Estás allí, sentada, anonadada ante alguna reciente dificultad. Yo estoy afuera, observando desde el silencio tu cansada belleza, la forma de tus ojos en tu rostro bronceado. Estoy en las sombras, pero no por voluntad propia, no. Te has llevado contigo toda la luz de este lugar que ahora es muy frío.
Te escribo desde la distancia, esperando comprender tu magnificencia, la grandeza de ese ser anónimo para mí. Hay dos o tres verdades que no conocerás. Un peluche que tengo guardado y nunca te daré. Un par de besos que arrastraré conmigo el resto de los días que me esperan.
Sin embargo, en el embriagador sentimiento de admirarte, temo acercarme e interactuar.

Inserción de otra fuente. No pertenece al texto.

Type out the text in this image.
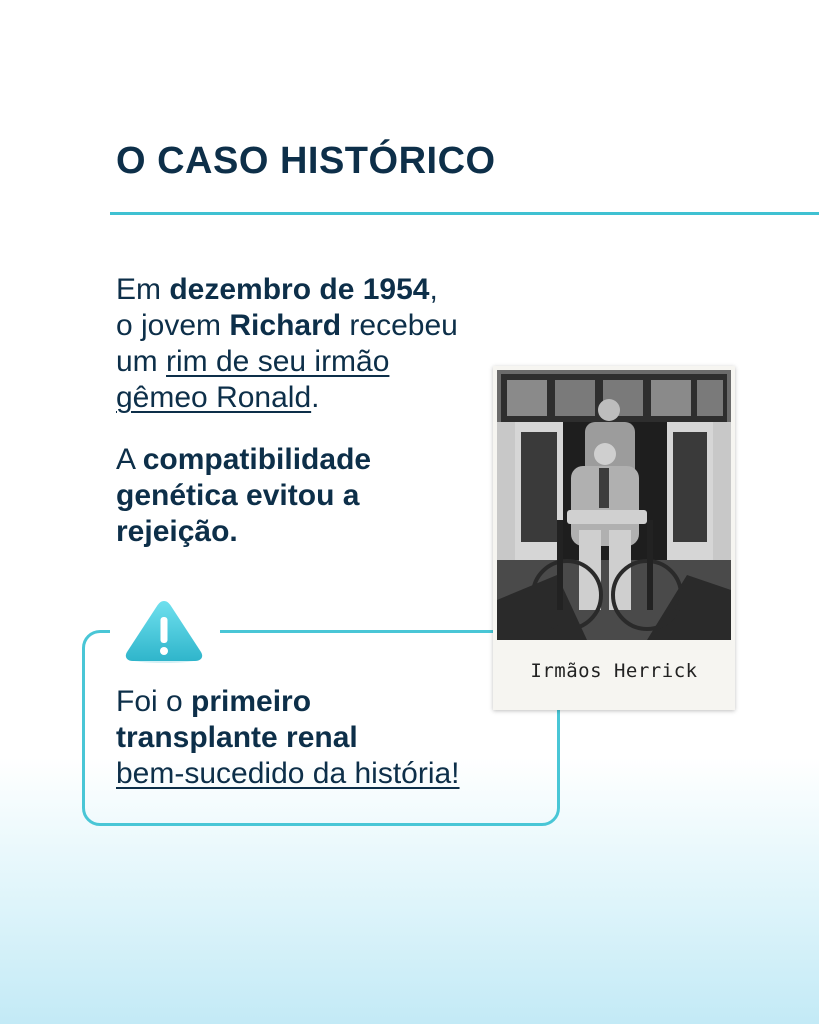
O CASO HISTÓRICO

Em dezembro de 1954,
o jovem Richard recebeu
um rim de seu irmão
gêmeo Ronald.

A compatibilidade genética evitou a rejeição.

Foi o primeiro
transplante renal
bem-sucedido da história!

Irmãos Herrick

Es una adoración similar a la que algunos tienen por Dios. Al estar tan lejos no admite errores y es perfecto. Quizá lo sea, quizá tú lo seas, pero al no poder comprobarlo sólo nos resta la fe. La fe es amor, el nuestro es platónico.
Seguiré caminando distraído, en un ensueño contante, imaginando esas palabras que no diré. Mientras tanto, tú serás tan perfecta como siempre, una perfección coronada por la mágica ignorancia de no conocerme y saber nada sobre mí.